# Counting Downloads for crates.io
crates.io is currently counting downloads in the application's backend. Given the high volume of requests to the `/download` endpoint, this is starting to cause performance issues. From the perspective of the crates team, it would be preferable to avoid serving download requests through the application and instead serve them directly from the CDN. But this will require a new solution for counting crate downloads.
A proposed approach is to count downloads based on the request logs. This would provide a scalable mechanism that counts downloads in batches, reducing the load on the backend and database.

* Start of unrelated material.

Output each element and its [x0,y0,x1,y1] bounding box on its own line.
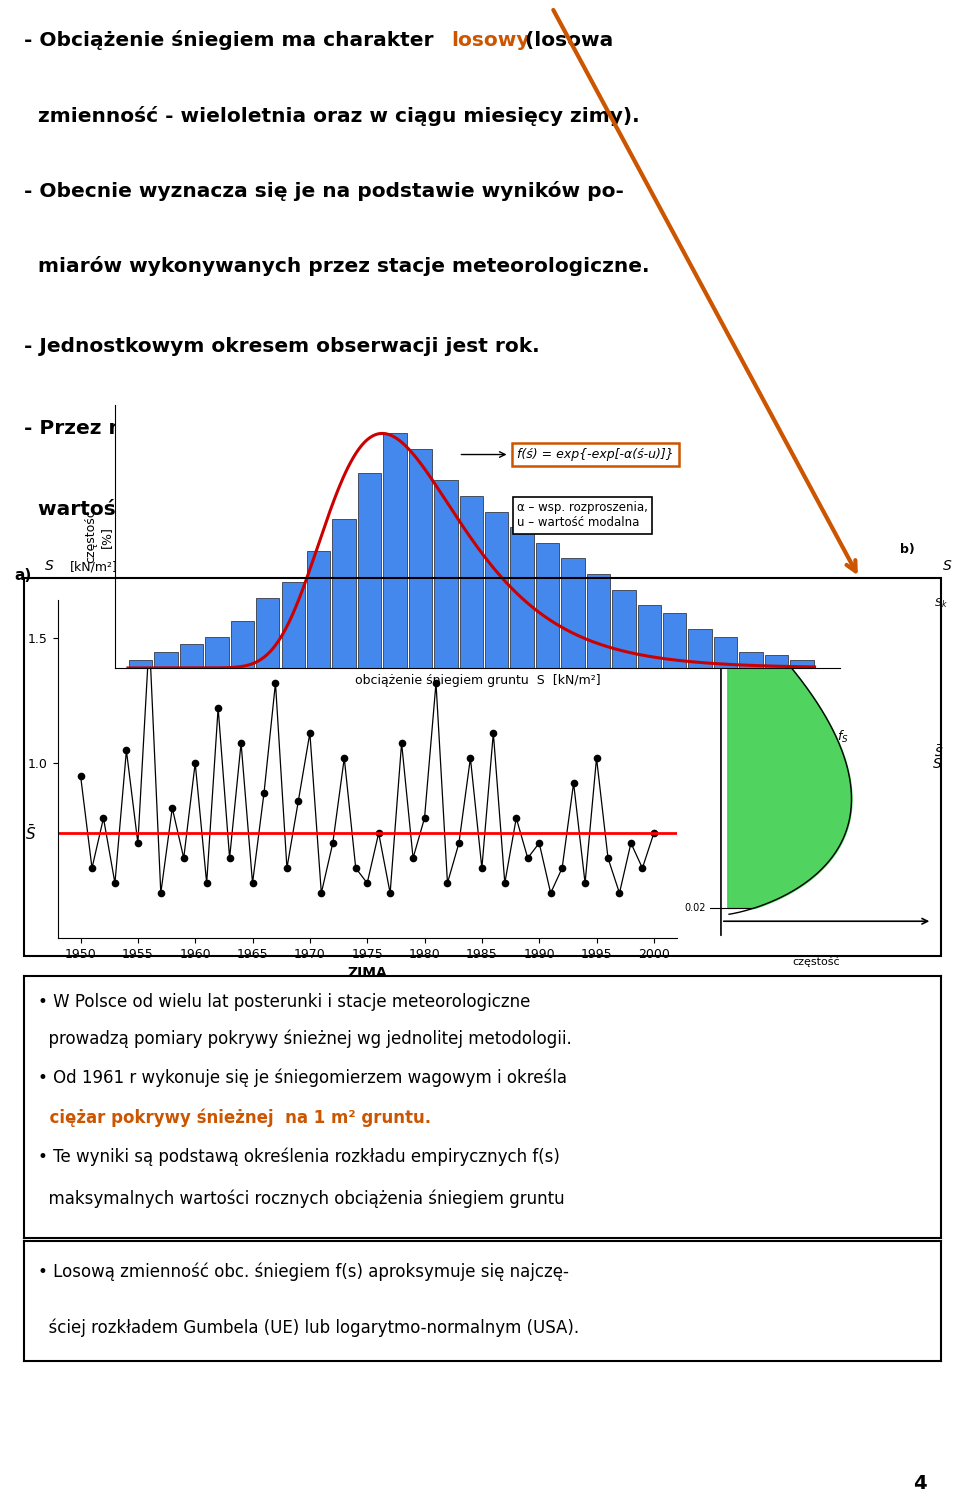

Request logs are currently uploaded to S3 from both CloudFront and Fastly. The format of the logs differs greatly, but both contain the requested URL which can be used to determine the crate name and version.
A simple mechanism could be to trigger an AWS Lambda function whenever a file is uploaded to the S3 bucket where logs are stored. The function would then parse the file, extract all downloads, count them, and call an API to update the counts in the database.
While I think this is reasonable, I am a bit concerned about the following problems:
- How can the function be developed and tested? We don't have tooling for development and testing in `simpleinfra`, which seems like the wrong place for the code anyways.
- How can the function be deployed? Is it feasible to deploy from GitHub Actions?
- How can we trigger the function manually, e.g. when parsing a file failed and it needs to be processed again?
- How can the crates team debug failures and retry files without access to the S3 bucket?
- How do we monitor the correct execution of the function and any errors that might occur?